MIR Overview
MIR means Music Information Retrieval: the part of audio analysis that turns sound into musical answers — tempo, beat positions, key, chords, pitch, timbre, and structure. This page is a map. It groups the terms you will meet across the docs and shows how they build on one another, so you know which feature to reach for and where it is computed.
These terms are grouped on purpose. They are not isolated functions — almost every MIR task is built on the same time–frequency foundation. Understanding that shared foundation once means the individual features stop looking like a long, unrelated list.
New here? Read this as orientation, not reference
This page explains how the pieces relate. For call signatures, go to the JavaScript API or Python API; for how each one is computed, see DSP Implementation Notes.
The shared pipeline
Most MIR features are derived from a small set of intermediate representations. You rarely build these by hand — libsonare computes them internally — but seeing the flow explains why so many features share parameters like nFft and hopLength.
Because these intermediates are shared, asking for BPM, key, chord, and section results back-to-back on the same source does not repeat the heavy work — the STFT and friends are computed once and reused.
Which question, which feature
| You want to answer… | Reach for | Built on |
|---|---|---|
| How fast is it? Where are the beats? | BPM / beat tracking | onset strength |
| What key is it in? | key detection | chroma |
| What chord is playing? | chord recognition | chroma |
| Where does the chorus start? | section analysis | rhythm + harmony + timbre |
| What note is the melody? | pitch / melody tracking | pitch tracking (see Separation and pitch below) |
| What does it sound like (timbre)? | MFCC | mel spectrogram |
| Can I separate drums from the rest? | HPSS | spectrogram structure |
| What is the raw frequency content over time? | STFT / spectrogram | the waveform |
| What does the recording space sound like? | room-acoustic analysis | impulse-response decay or blind free-decay estimates |
Timing: BPM, beat, onset, section
The timing family builds up in layers:
| Feature | What it answers |
|---|---|
| Onset detection | Where notes, drums, or consonants begin: the spikes in an onset-strength envelope. |
| BPM | How periodic those onsets are. |
| Beat tracking | Where pulses land on the timeline. |
| Section analysis | Where longer spans such as intros, verse-like sections, chorus-like sections, and breaks begin and end. |
Onset is the root of the rhythm family
BPM, beats, and tempograms all start from the same onset-strength envelope. If you want the time × tempo picture behind a BPM estimate, see the tempogram family in Realtime and Streaming.
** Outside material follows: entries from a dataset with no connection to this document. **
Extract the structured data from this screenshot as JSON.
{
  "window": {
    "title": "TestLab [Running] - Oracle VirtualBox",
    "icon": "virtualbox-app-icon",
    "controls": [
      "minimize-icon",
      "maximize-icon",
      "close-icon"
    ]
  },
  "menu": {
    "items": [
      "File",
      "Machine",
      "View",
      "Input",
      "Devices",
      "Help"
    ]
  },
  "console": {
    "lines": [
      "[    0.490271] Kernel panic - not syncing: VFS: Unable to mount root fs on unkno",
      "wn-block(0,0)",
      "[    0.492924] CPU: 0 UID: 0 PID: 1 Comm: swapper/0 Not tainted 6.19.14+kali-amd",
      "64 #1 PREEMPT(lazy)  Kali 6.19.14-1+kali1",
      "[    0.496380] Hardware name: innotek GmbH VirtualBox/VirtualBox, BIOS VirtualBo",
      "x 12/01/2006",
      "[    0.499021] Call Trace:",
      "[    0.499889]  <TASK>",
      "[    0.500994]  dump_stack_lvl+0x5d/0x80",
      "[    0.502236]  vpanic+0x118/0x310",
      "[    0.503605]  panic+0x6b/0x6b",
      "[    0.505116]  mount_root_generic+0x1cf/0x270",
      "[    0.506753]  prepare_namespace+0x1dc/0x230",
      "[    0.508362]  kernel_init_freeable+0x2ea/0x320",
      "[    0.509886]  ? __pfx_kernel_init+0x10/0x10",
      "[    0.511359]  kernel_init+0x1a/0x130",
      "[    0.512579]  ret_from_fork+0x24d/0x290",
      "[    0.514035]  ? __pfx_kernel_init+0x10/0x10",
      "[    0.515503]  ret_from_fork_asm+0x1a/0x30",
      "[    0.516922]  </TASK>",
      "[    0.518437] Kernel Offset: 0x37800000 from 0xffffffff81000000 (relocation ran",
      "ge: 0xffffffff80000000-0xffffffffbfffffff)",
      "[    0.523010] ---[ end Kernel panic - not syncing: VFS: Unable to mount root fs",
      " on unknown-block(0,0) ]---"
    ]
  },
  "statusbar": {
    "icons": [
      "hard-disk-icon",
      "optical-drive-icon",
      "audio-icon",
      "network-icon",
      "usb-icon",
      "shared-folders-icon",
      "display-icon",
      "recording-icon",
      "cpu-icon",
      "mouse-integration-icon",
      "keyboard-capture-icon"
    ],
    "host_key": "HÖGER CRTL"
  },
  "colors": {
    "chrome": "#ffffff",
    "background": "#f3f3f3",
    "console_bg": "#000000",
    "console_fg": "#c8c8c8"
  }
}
Harmony: key, chord, chroma
Chroma compresses frequency content into 12 pitch-class bins (C, C♯, … B), folding every octave of the same note together. That makes it the natural substrate for harmony: key detection estimates the tonal center from the overall chroma distribution, and chord recognition estimates local harmony frame by frame.
Chroma trades octave and timbre detail for harmonic clarity
Folding octaves together is exactly what makes chroma good for key/chord work — and exactly what makes it the wrong tool for melody or timbre, where octave and spectral shape matter. Match the representation to the question.
Spectrum: FFT, STFT, spectrogram
The FFT is an efficient algorithm for the DFT (Discrete Fourier Transform), which converts a block of samples into frequency content.
The STFT repeats that over many short, overlapping windows so frequency content can be tracked over time.
A spectrogram is the visual result: time on one axis, frequency on another, intensity as brightness.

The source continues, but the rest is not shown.